M&A is going strong, despite some setbacks in###-###-#### The global mergers and acquisition activity of 2021 easily surpassed pre-pandemic levels to nearly match those seen just two years ago when markets were booming for Buyouts ordeals - but not so much at this point. Dealmakers around the world are expected to make $5 trillion worth M&As by year end 2022 up from 3/4th which would take them back towards higher peaks reached during brighter days before everything went south.
The United States saw its highest number since 2015 with 350 CEOs reporting their thoughts on what they think will happen within the next 12 months while also providing insights into how certain things have changed over time.
In 2021, deal valuations continued to rise and now more than 80 percent of executives say they expect these values will climb even higher in their industries by the end of###-###-#### In other words: no slowing down! Looking forward however many 34% think that for this year at least 10 percent is an attainable goal (though not necessarily expected) with a rising trend line projected through 2023; this should be encouraging news given how hard the economy has been on new business formation lately.
What factors are likely to have a big impact on merger and acquisition deals in 2022? One prediction is high valuations. For example, 61 percent of executives surveyed said that they expect this trend- together with other economic variables such as overall liquidity (56%), fierce competition for limited targets(55%) or supply chain issues like cost overruns (52%). So basically both macroeconomic and microeconomic factors will have an impact on M&A.
Private Equity Players
The prediction for private equity in 2022 is that it will continue to be a key player. Recently raised funds and dry powder make PE firms an increasingly attractive target as they seek out new acquisitions, with the prospect of higher corporate capital gains taxes expected next year probabilistic future driving some assets back onto markets during 2021's rebound from pandemic-induced contraction. Unaudited US transaction value rose over 55% last year alone - which indicates how much money these players are going towards acquiring companies worth buying up!
Accelerating Digital Transformation
As businesses have been focusing on the digital transformation of their operations, M&A has increased as a result. We predict that this trend will continue and change how deal-making operates across all sectors with an emphasis on mergers & acquisitions in particular. The need for business transformations is often seen by CEOs who want to modernize or grow at breakneck speeds; there's no better time than now!
Inflation & Liquidity
In an increasingly uncertain financial climate, many investors and corporate leaders are watching how the Federal Reserve will acknowledge inflation. The Fed has signaled that it soon plans on reducing "quantitative easing" with hikes in interest rates widely anticipated as a result which could prompt these acquirers who rely heavily upon debt financing into making transactions sooner rather than later-potentially leading potential buyers or sellers taking advantage of this window before things get too crowded/expensive again.

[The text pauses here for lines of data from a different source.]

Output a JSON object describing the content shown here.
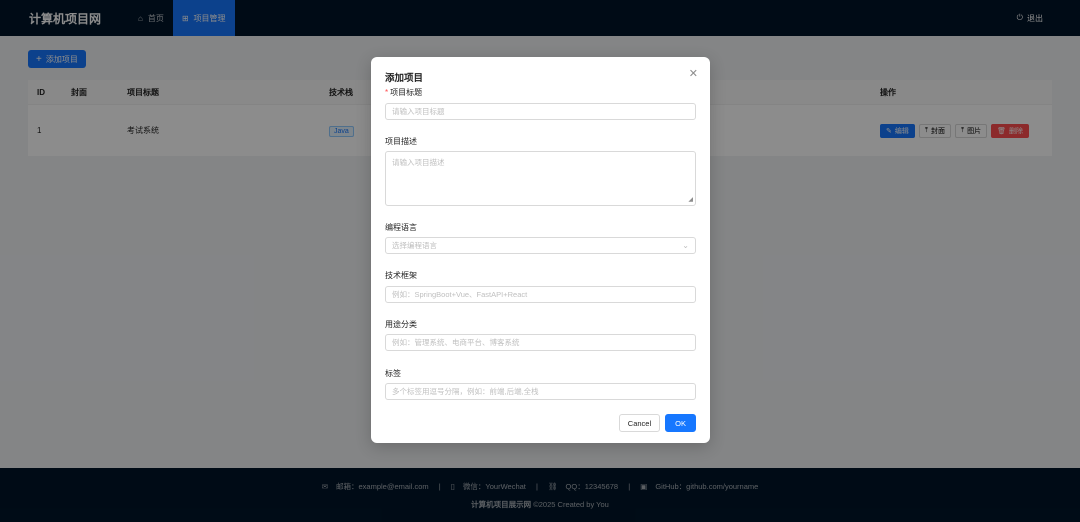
{
  "header": {
    "logo": "计算机项目网",
    "nav": [
      {
        "icon": "home-icon",
        "label": "首页"
      },
      {
        "icon": "grid-icon",
        "label": "项目管理"
      }
    ],
    "logout_label": "退出"
  },
  "toolbar": {
    "add_label": "添加项目"
  },
  "table": {
    "columns": {
      "id": "ID",
      "cover": "封面",
      "title": "项目标题",
      "tech": "技术栈",
      "ops": "操作"
    },
    "rows": [
      {
        "id": "1",
        "cover": "",
        "title": "考试系统",
        "tech": "Java"
      }
    ],
    "actions": {
      "edit": "编辑",
      "cover": "封面",
      "image": "图片",
      "delete": "删除"
    }
  },
  "modal": {
    "title": "添加项目",
    "fields": {
      "title": {
        "label": "项目标题",
        "placeholder": "请输入项目标题",
        "required": true
      },
      "desc": {
        "label": "项目描述",
        "placeholder": "请输入项目描述"
      },
      "lang": {
        "label": "编程语言",
        "placeholder": "选择编程语言"
      },
      "framework": {
        "label": "技术框架",
        "placeholder": "例如：SpringBoot+Vue、FastAPI+React"
      },
      "category": {
        "label": "用途分类",
        "placeholder": "例如：管理系统、电商平台、博客系统"
      },
      "tags": {
        "label": "标签",
        "placeholder": "多个标签用逗号分隔，例如：前端,后端,全栈"
      }
    },
    "cancel_label": "Cancel",
    "ok_label": "OK"
  },
  "footer": {
    "email": "邮箱：example@email.com",
    "wechat": "微信：YourWechat",
    "qq": "QQ：12345678",
    "github": "GitHub：github.com/yourname",
    "separator": "|",
    "copyright_bold": "计算机项目展示网",
    "copyright_rest": " ©2025 Created by You"
  },
  "colors": {
    "primary": "#1677ff",
    "danger": "#ff4d4f",
    "header_bg": "#001529"
  }
}
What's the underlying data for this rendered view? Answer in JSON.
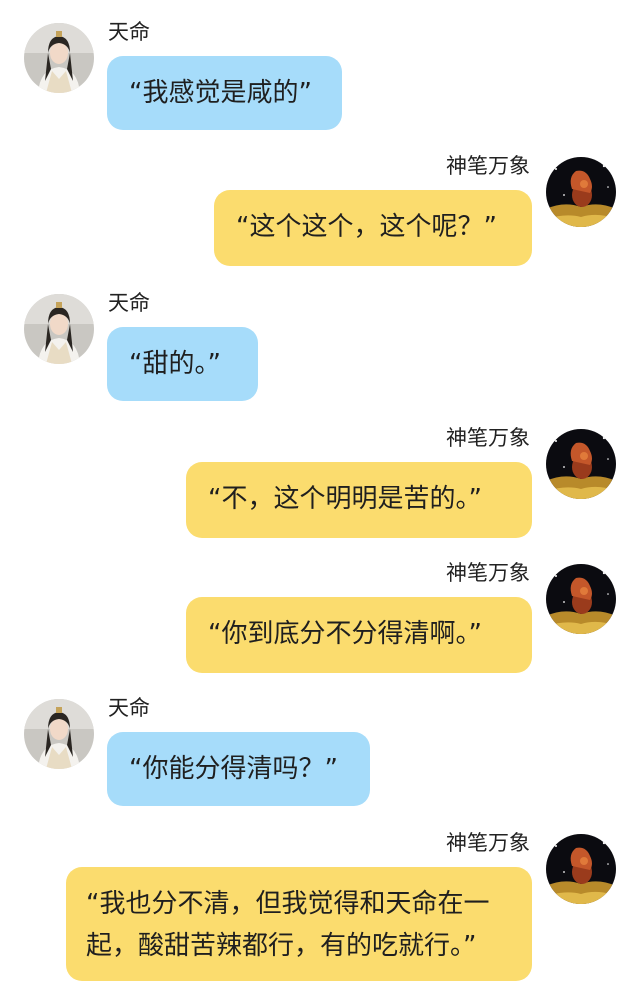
{
  "messages": [
    {
      "sender": "天命",
      "side": "left",
      "text": "“我感觉是咸的”"
    },
    {
      "sender": "神笔万象",
      "side": "right",
      "text": "“这个这个，这个呢？”"
    },
    {
      "sender": "天命",
      "side": "left",
      "text": "“甜的。”"
    },
    {
      "sender": "神笔万象",
      "side": "right",
      "text": "“不，这个明明是苦的。”"
    },
    {
      "sender": "神笔万象",
      "side": "right",
      "text": "“你到底分不分得清啊。”"
    },
    {
      "sender": "天命",
      "side": "left",
      "text": "“你能分得清吗？”"
    },
    {
      "sender": "神笔万象",
      "side": "right",
      "lines": [
        "“我也分不清，但我觉得和天命在一",
        "起，酸甜苦辣都行，有的吃就行。”"
      ]
    }
  ],
  "colors": {
    "left_bubble": "#a6dcfa",
    "right_bubble": "#fbdc6e",
    "text": "#1f1f1f",
    "background": "#ffffff"
  },
  "icons": {
    "left_avatar": "person-avatar-icon",
    "right_avatar": "cosmic-painting-avatar-icon"
  }
}
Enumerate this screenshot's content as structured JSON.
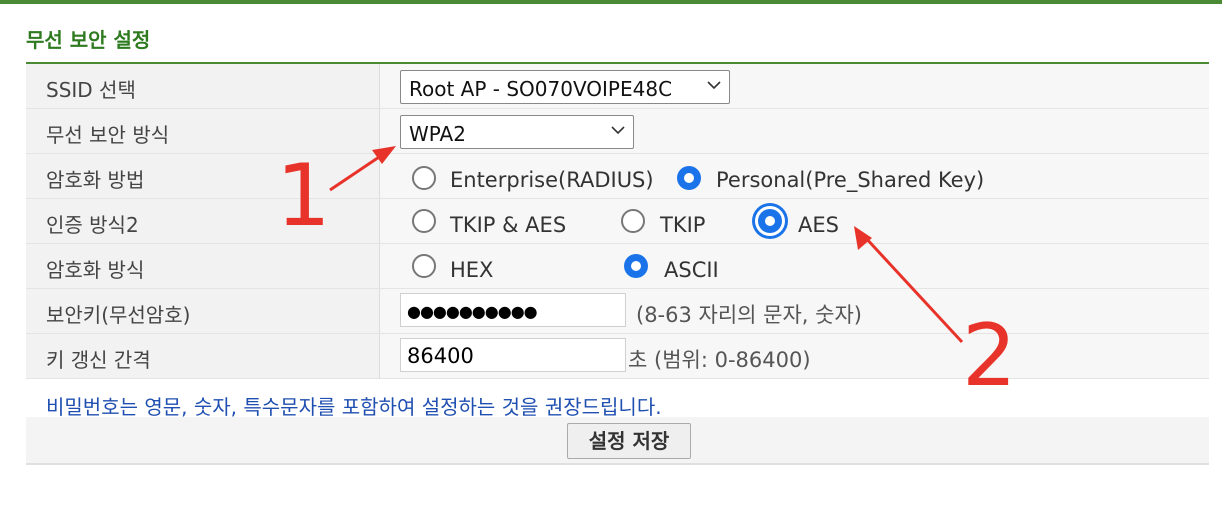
{
  "page": {
    "title": "무선 보안 설정"
  },
  "rows": {
    "ssid": {
      "label": "SSID 선택",
      "value": "Root AP - SO070VOIPE48C"
    },
    "security_mode": {
      "label": "무선 보안 방식",
      "value": "WPA2"
    },
    "encryption_method": {
      "label": "암호화 방법",
      "options": [
        {
          "label": "Enterprise(RADIUS)",
          "selected": false
        },
        {
          "label": "Personal(Pre_Shared Key)",
          "selected": true
        }
      ]
    },
    "auth_mode": {
      "label": "인증 방식2",
      "options": [
        {
          "label": "TKIP & AES",
          "selected": false
        },
        {
          "label": "TKIP",
          "selected": false
        },
        {
          "label": "AES",
          "selected": true
        }
      ]
    },
    "key_format": {
      "label": "암호화 방식",
      "options": [
        {
          "label": "HEX",
          "selected": false
        },
        {
          "label": "ASCII",
          "selected": true
        }
      ]
    },
    "security_key": {
      "label": "보안키(무선암호)",
      "value": "●●●●●●●●●●",
      "hint": "(8-63 자리의 문자, 숫자)"
    },
    "key_renewal": {
      "label": "키 갱신 간격",
      "value": "86400",
      "hint": "초 (범위: 0-86400)"
    }
  },
  "notice": "비밀번호는 영문, 숫자, 특수문자를 포함하여 설정하는 것을 권장드립니다.",
  "save_button": "설정 저장",
  "annotations": {
    "one": "1",
    "two": "2",
    "color": "#e8332a"
  },
  "colors": {
    "accent_green": "#4a8a35",
    "title_green": "#2d7a1f",
    "radio_blue": "#1a73e8",
    "notice_blue": "#1f4fb0"
  }
}
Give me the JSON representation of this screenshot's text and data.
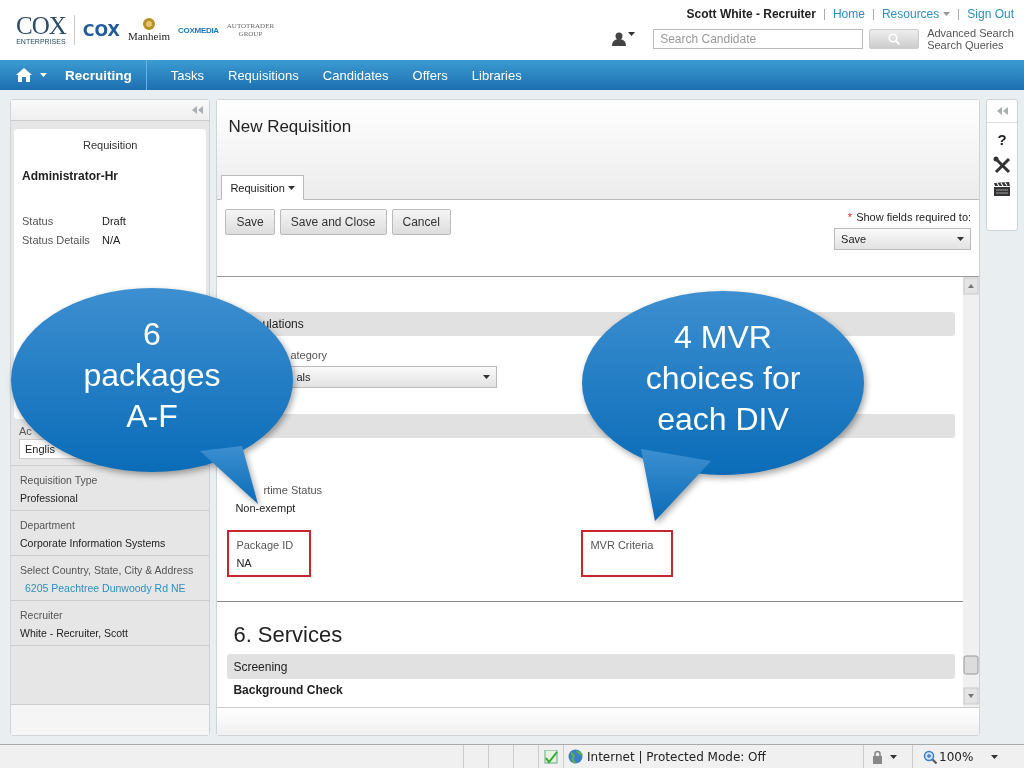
{
  "header": {
    "logos": [
      {
        "kind": "enterprises",
        "text": "COX",
        "sub": "ENTERPRISES"
      },
      {
        "kind": "cox",
        "text": "COX"
      },
      {
        "kind": "manheim",
        "text": "Manheim"
      },
      {
        "kind": "media",
        "text": "COXMEDIA"
      },
      {
        "kind": "autotrader",
        "text": "AUTOTRADER",
        "sub": "GROUP"
      }
    ],
    "user": "Scott White - Recruiter",
    "links": [
      {
        "label": "Home",
        "dropdown": false
      },
      {
        "label": "Resources",
        "dropdown": true
      },
      {
        "label": "Sign Out",
        "dropdown": false
      }
    ],
    "search": {
      "placeholder": "Search Candidate"
    },
    "search_links": [
      "Advanced Search",
      "Search Queries"
    ]
  },
  "navbar": {
    "module": "Recruiting",
    "items": [
      "Tasks",
      "Requisitions",
      "Candidates",
      "Offers",
      "Libraries"
    ]
  },
  "left_panel": {
    "card": {
      "title": "Requisition",
      "name": "Administrator-Hr",
      "fields": [
        {
          "label": "Status",
          "value": "Draft"
        },
        {
          "label": "Status Details",
          "value": "N/A"
        }
      ]
    },
    "partial_field": {
      "label": "Ac",
      "value": "Englis"
    },
    "fields": [
      {
        "label": "Requisition Type",
        "value": "Professional",
        "kind": "text"
      },
      {
        "label": "Department",
        "value": "Corporate Information Systems",
        "kind": "text"
      },
      {
        "label": "Select Country, State, City & Address",
        "value": "6205 Peachtree Dunwoody Rd NE",
        "kind": "link"
      },
      {
        "label": "Recruiter",
        "value": "White - Recruiter, Scott",
        "kind": "text"
      }
    ]
  },
  "main": {
    "title": "New Requisition",
    "tabs": [
      {
        "label": "Requisition",
        "selected": true
      }
    ],
    "buttons": [
      "Save",
      "Save and Close",
      "Cancel"
    ],
    "required_mark": "*",
    "required_label": "Show fields required to:",
    "required_select": "Save",
    "content": [
      {
        "kind": "section",
        "title": "ulations"
      },
      {
        "kind": "select",
        "label": "ategory",
        "value": "als"
      },
      {
        "kind": "section"
      },
      {
        "kind": "text_field",
        "label": "rtime Status",
        "value": "Non-exempt"
      },
      {
        "kind": "field_row",
        "fields": [
          {
            "label": "Package ID",
            "value": "NA",
            "highlighted": true
          },
          {
            "label": "MVR Criteria",
            "highlighted": true
          }
        ]
      },
      {
        "kind": "divider"
      },
      {
        "kind": "heading",
        "title": "6. Services"
      },
      {
        "kind": "section",
        "title": "Screening"
      },
      {
        "kind": "subheading",
        "title": "Background Check"
      }
    ]
  },
  "toolbar": {
    "help": "?"
  },
  "callouts": [
    {
      "text": "6 packages A-F"
    },
    {
      "text": "4 MVR choices for each DIV"
    }
  ],
  "status_bar": {
    "zone": "Internet | Protected Mode: Off",
    "zoom": "100%"
  }
}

It is clear that CEOs are taking the ESG agenda seriously. It has been reported by many news outlets, both online and off-line since last year's multinational summit in Paris where leaders discussed how environmental concerns were top priorities for business today--and these discussions continue throughout all industries across the globe! As ESG continues to dominate CEOs’ objectives across industries, this may lead businesses towards making decisions that support sustainable practices or even divesting assets they don't need anymore based on what's best environmentally speaking - all while investors wait eagerly with open arms!